10. Don't file FAFSA if you're not eligible for aid. Are you really so sure you're not eligible? The formulas are complicated enough that you can't tell if you will qualify for aid until you submit the form, according to Kantrowitz. "Congress tinkers with the higher education benefits each year. Last year they raised loan limits for freshman and sophomore students, for example. You can use the calculators on the Finaid Web site to play a guessing game, but the key is to apply," he says.
Applying for FAFSA will also help you avoid a related pitfall: going straight to private loans. Even if you don't end up qualifying for Perkins and subsidized Stafford loans -- which have the lowest interest rates around and the added benefit of government-paid interest while you're in school -- you might find you're eligible for an unsubsidized Stafford loan or your parents might be able to get a PLUS loan. These options could very well be a cheaper route than private loans, Kantrowitz says. Never take out a loan without shopping first.

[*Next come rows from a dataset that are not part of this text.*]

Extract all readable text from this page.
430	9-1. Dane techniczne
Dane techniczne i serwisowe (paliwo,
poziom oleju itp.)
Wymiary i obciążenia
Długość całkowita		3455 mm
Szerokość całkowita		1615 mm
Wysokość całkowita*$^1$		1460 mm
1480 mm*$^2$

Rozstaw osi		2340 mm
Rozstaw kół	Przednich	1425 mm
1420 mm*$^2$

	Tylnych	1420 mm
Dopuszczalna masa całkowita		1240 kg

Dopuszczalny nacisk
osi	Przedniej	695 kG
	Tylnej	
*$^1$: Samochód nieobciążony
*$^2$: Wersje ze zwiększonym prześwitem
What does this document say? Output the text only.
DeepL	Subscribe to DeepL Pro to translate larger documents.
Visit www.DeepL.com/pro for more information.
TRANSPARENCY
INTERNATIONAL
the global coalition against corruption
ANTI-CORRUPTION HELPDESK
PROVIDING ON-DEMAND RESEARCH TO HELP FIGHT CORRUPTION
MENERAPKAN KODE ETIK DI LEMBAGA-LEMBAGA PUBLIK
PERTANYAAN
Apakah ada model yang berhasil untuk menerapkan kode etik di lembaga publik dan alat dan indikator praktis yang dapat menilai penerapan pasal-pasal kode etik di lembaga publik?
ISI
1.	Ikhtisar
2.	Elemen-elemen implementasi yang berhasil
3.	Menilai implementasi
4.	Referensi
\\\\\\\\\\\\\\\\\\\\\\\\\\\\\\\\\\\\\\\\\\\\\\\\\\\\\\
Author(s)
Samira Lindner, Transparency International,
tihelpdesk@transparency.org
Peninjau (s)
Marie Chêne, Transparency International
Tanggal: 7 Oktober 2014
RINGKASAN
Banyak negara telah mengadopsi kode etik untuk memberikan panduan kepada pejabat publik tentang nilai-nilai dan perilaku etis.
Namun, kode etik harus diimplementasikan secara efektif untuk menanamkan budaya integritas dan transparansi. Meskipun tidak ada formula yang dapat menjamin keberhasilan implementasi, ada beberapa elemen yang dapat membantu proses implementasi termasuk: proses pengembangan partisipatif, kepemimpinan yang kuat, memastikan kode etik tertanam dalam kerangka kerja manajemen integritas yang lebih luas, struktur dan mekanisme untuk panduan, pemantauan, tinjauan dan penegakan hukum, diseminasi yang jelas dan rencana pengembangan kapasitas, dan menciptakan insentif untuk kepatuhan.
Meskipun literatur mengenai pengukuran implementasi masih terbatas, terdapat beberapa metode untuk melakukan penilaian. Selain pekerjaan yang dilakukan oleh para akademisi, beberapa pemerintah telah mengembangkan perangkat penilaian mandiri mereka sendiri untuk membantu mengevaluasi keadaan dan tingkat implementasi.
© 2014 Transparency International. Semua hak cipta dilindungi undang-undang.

11. Take out a loan from a 'recommended lender.' While you may be tempted to snap up loans from your school's "recommended lender" because, hey, the school checked them out first, Nancy Ziering, CCPS (Certified College Planning Specialist) and president of College and Retirement Solutions in Chatham, N.J., says: "Shop it -- though the school gives the lender its stamp of approval, you might get better rates elsewhere." The cost over the years could become quite substantial. Do your homework -- it's worth it.